Hidden Frustration in Double-Perovskite CaFeTi$_2$O$_6$

TL;DR

This study investigates the magnetic behavior of CaFeTi$_2$O$_6$, revealing hidden frustration likely caused by orbital effects, leading to a potential quantum spin liquid state despite lacking conventional frustration mechanisms.

Contribution

It introduces the concept of orbital modulation as a source of hidden magnetic frustration in CaFeTi$_2$O$_6$, expanding understanding of quantum spin liquids beyond traditional frustration models.

Findings

No long-range magnetic order observed below 5.5 K.

Presence of a spin-glass-like state suppressed by magnetic field.

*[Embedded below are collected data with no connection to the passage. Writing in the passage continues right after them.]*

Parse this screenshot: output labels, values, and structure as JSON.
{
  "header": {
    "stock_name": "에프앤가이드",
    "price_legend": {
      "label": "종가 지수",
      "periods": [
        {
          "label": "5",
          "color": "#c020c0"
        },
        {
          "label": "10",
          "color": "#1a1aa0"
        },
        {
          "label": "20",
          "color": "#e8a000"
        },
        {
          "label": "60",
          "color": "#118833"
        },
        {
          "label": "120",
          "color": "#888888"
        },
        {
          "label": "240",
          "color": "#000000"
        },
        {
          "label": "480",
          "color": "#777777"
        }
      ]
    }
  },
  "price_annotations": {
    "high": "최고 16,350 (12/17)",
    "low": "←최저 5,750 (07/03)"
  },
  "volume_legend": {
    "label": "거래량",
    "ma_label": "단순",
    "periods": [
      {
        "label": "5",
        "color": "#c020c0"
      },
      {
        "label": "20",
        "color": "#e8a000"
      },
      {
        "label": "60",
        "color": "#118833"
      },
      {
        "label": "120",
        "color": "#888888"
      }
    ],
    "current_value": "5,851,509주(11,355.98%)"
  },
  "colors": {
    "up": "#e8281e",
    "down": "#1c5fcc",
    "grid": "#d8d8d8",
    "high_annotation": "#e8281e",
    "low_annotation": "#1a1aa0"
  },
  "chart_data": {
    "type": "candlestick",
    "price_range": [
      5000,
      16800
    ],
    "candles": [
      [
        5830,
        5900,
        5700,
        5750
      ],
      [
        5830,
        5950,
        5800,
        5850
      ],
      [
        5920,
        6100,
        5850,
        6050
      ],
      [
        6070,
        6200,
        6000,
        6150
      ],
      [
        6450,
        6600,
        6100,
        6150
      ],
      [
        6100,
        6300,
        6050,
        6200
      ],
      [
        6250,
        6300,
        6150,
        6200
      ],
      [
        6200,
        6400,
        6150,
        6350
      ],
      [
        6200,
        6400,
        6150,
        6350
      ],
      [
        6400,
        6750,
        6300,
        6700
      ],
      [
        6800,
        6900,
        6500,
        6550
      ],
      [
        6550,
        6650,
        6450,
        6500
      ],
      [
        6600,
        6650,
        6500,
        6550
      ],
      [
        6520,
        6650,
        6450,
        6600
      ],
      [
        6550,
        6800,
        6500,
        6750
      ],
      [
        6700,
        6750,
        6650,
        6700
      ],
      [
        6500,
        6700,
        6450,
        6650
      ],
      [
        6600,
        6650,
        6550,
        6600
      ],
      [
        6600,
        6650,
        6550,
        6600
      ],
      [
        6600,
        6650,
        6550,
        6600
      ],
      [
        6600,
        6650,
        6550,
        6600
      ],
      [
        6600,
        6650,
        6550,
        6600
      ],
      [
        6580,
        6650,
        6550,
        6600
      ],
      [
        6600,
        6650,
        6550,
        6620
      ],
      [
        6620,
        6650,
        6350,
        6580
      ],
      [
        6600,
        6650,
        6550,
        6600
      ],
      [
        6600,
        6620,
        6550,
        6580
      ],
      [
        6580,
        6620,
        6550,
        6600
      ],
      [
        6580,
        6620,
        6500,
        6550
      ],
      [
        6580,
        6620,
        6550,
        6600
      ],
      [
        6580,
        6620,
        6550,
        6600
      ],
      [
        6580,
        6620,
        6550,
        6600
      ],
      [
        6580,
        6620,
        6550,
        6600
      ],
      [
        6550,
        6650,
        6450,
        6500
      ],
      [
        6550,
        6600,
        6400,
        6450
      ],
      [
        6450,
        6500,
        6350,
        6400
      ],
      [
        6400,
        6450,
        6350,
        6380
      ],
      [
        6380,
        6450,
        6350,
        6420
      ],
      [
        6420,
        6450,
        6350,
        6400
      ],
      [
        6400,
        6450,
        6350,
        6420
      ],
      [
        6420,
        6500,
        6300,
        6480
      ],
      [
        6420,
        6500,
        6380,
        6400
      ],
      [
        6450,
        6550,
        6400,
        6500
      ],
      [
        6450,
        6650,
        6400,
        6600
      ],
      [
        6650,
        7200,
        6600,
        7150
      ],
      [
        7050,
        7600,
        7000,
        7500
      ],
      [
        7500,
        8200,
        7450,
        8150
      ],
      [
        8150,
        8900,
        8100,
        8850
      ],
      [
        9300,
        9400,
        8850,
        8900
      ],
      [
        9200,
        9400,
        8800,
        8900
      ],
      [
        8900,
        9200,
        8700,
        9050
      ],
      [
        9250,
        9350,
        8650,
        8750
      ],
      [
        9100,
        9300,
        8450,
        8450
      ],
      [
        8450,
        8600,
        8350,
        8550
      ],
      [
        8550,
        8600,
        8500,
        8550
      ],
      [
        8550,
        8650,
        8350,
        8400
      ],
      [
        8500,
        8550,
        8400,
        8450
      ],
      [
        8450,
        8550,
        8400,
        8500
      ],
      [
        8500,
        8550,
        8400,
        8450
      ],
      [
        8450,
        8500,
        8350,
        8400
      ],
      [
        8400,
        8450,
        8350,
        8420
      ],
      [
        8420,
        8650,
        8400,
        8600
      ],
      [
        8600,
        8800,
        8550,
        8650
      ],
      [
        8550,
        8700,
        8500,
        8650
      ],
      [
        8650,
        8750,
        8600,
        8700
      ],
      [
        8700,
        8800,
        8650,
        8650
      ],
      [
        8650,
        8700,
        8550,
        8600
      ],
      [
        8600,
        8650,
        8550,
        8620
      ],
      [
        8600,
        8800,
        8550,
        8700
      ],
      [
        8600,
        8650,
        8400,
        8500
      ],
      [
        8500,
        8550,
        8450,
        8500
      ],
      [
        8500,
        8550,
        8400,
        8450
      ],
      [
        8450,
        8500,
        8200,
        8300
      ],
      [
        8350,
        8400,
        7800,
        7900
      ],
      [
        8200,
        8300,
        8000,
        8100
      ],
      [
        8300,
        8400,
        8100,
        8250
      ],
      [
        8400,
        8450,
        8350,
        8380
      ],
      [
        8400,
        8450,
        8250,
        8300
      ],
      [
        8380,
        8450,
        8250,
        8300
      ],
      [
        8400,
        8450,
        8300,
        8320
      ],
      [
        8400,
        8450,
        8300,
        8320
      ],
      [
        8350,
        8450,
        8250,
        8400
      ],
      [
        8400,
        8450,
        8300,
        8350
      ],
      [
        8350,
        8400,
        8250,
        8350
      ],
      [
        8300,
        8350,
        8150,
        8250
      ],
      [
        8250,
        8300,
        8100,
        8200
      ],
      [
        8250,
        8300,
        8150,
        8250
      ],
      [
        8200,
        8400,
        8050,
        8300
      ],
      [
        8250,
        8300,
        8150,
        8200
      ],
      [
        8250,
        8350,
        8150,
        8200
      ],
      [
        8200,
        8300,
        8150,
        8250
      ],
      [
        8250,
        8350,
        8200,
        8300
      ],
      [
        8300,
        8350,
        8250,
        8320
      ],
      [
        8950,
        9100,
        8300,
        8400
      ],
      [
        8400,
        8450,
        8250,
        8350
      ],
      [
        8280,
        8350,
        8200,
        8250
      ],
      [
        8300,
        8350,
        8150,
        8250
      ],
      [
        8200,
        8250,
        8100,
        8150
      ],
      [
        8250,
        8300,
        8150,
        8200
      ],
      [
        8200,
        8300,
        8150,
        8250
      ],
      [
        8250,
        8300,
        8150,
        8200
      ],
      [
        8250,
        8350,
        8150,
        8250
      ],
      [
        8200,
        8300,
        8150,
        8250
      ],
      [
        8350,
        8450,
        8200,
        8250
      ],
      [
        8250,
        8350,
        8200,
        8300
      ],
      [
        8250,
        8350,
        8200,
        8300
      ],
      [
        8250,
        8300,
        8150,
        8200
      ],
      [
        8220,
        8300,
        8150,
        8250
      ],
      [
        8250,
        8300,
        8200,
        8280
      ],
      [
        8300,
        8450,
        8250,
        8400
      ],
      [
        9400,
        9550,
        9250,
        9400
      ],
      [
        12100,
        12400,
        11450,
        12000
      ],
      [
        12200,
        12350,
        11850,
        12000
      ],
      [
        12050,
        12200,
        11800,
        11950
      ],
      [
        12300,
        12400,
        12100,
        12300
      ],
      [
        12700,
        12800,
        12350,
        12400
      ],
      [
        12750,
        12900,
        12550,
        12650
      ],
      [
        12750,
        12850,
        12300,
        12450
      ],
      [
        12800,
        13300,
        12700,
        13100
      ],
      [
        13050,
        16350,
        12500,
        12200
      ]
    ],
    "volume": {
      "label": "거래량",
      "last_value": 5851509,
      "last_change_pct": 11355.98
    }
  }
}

Evidence of a potential quantum spin liquid with $T^{1.6}$ specific heat dependence.

Abstract

We study the magnetic properties of CaFeTi$_2$O$_6$ (CFTO) by high-field magnetization and specific heat measurements. While the magnetic susceptibility data yield a vanishingly small Curie-Weiss temperature, the magnetic moments are not fully polarized in magnetic field up to 60 T, which reveals a large spin exchange energy scale. Yet, the system shows no long range magnetic order but a spin-glass-like state below 5.5 K in zero field, indicating strong magnetic frustration in this system. Applying magnetic field gradually suppresses the spin-glass-like state and gives rise to a potential quantum spin liquid state whose low-temperature specific heat exhibits a $T^{1.6}$ power-law. Crucially, conventional mechanisms for frustration do not apply to this system as it possesses neither apparent geometrical frustration nor exchange frustration. We suggest that the orbital modulation of exchange interaction is likely the source of hidden frustration in CFTO, and its full characterization may open a new route in the quest for quantum spin liquids.